Blame leaves both you and your partner—or kids, parents, or friends—feeling helpless. Blaming also sends a direct message to your loved one that you are not going to take responsibility for your emotional state or your behavior. Blaming says, “I am not in control of how I behave or feel. You are!” If this were true, we would have little or no control over changing what we feel.
Fortunately, we do have the ability to change how we feel, but only if we stop wasting our precious psychic energy blaming others. When somebody blames, everybody feels helpless, defensive, frustrated, and probably angry. The experience of helplessness frequently leads to fear. When fear takes over, the conflict is no longer about understanding each other, but about reducing the fear. When you’re blaming or operating in fear-reduction mode, understanding is practically impossible. Feeling helpless, afraid, and angry all lead to distance and disconnection. This dynamic undercuts trust, thereby damaging the relationship.

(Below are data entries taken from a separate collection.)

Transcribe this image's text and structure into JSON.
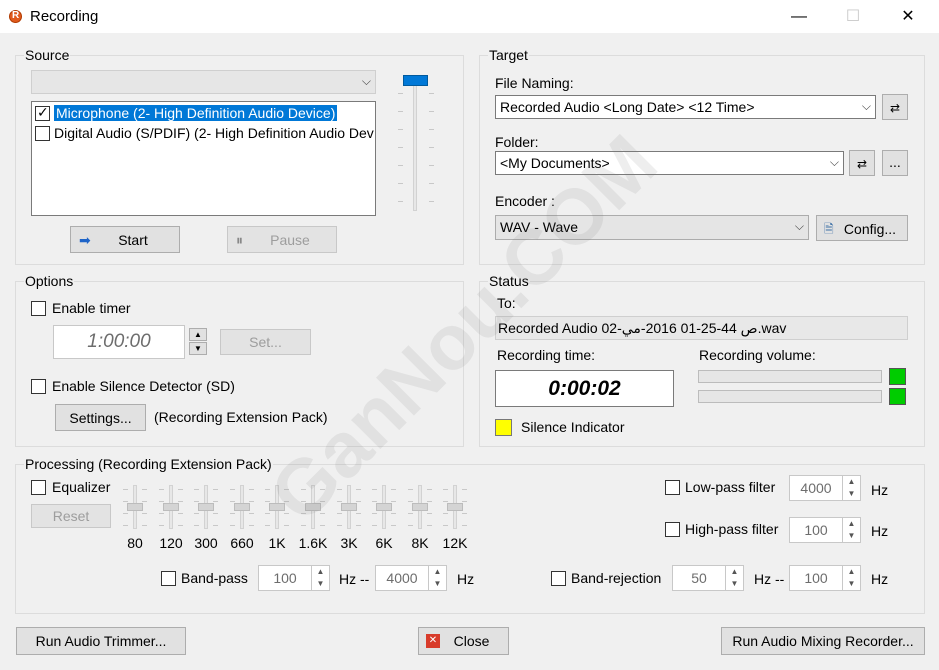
{
  "window": {
    "title": "Recording",
    "minimize": "—",
    "maximize": "☐",
    "close": "✕"
  },
  "source": {
    "group_label": "Source",
    "devices": [
      {
        "label": "Microphone (2- High Definition Audio Device)",
        "checked": true
      },
      {
        "label": "Digital Audio (S/PDIF) (2- High Definition Audio Device",
        "checked": false
      }
    ],
    "start_label": "Start",
    "pause_label": "Pause"
  },
  "target": {
    "group_label": "Target",
    "file_naming_label": "File Naming:",
    "file_naming_value": "Recorded Audio <Long Date> <12 Time>",
    "folder_label": "Folder:",
    "folder_value": "<My Documents>",
    "browse_label": "...",
    "encoder_label": "Encoder :",
    "encoder_value": "WAV - Wave",
    "config_label": "Config..."
  },
  "options": {
    "group_label": "Options",
    "enable_timer_label": "Enable timer",
    "timer_value": "1:00:00",
    "set_label": "Set...",
    "silence_detector_label": "Enable Silence Detector (SD)",
    "settings_label": "Settings...",
    "extension_pack_note": "(Recording Extension Pack)"
  },
  "status": {
    "group_label": "Status",
    "to_label": "To:",
    "to_value": "Recorded Audio 02-ص 44-25-01 2016-مي.wav",
    "recording_time_label": "Recording time:",
    "recording_time_value": "0:00:02",
    "recording_volume_label": "Recording volume:",
    "silence_indicator_label": "Silence Indicator",
    "silence_color": "#ffff00",
    "volume_led_color": "#00cc00"
  },
  "processing": {
    "group_label": "Processing (Recording Extension Pack)",
    "equalizer_label": "Equalizer",
    "reset_label": "Reset",
    "eq_bands": [
      "80",
      "120",
      "300",
      "660",
      "1K",
      "1.6K",
      "3K",
      "6K",
      "8K",
      "12K"
    ],
    "bandpass_label": "Band-pass",
    "bandpass_low": "100",
    "bandpass_high": "4000",
    "hz_dash": "Hz --",
    "hz": "Hz",
    "lowpass_label": "Low-pass filter",
    "lowpass_value": "4000",
    "highpass_label": "High-pass filter",
    "highpass_value": "100",
    "bandrejection_label": "Band-rejection",
    "bandrejection_low": "50",
    "bandrejection_high": "100"
  },
  "footer": {
    "trimmer_label": "Run Audio Trimmer...",
    "close_label": "Close",
    "mixing_label": "Run Audio Mixing Recorder..."
  },
  "watermark": "GanNou.COM"
}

My guess is that there isn’t a parent out there who wants to teach their kids how to be emotionally helpless by exhibiting parental helplessness when managing conflict. Instead, parents should communicate their experiences and emotions, and own them.
Speaking for Yourself
In order to describe an experience without blaming someone for it, acknowledge that you have a feeling, express the feeling, and own the feeling. Instead of saying, “You make me feel terrible!” or, “How do you think that makes your dad and me feel?”, you might say, “When I hear you tell me I’m stupid, I feel hurt and angry. If you disagree with me, just say so, and we can talk about where we differ. But please don’t call me stupid.” Or, “When you throw your toys at your sister, it’s scary. Instead of throwing your toys, just tell me your angry so we can talk about it.”
Think of the following: When you go to the doctor, who do you talk about? Yourself! Do the same thing when you’re talking to your partner, spouse, or children. It is a simple rule: you cannot and will not be understood if you are talking about someone else. The odds of being understood and trusted go way up, and the odds of feeling helpless and distrusted go way down when you eliminate blame, and talk about yourself.
Practice incorporating this language into your relationships. I believe you will be pleasantly surprised with the results.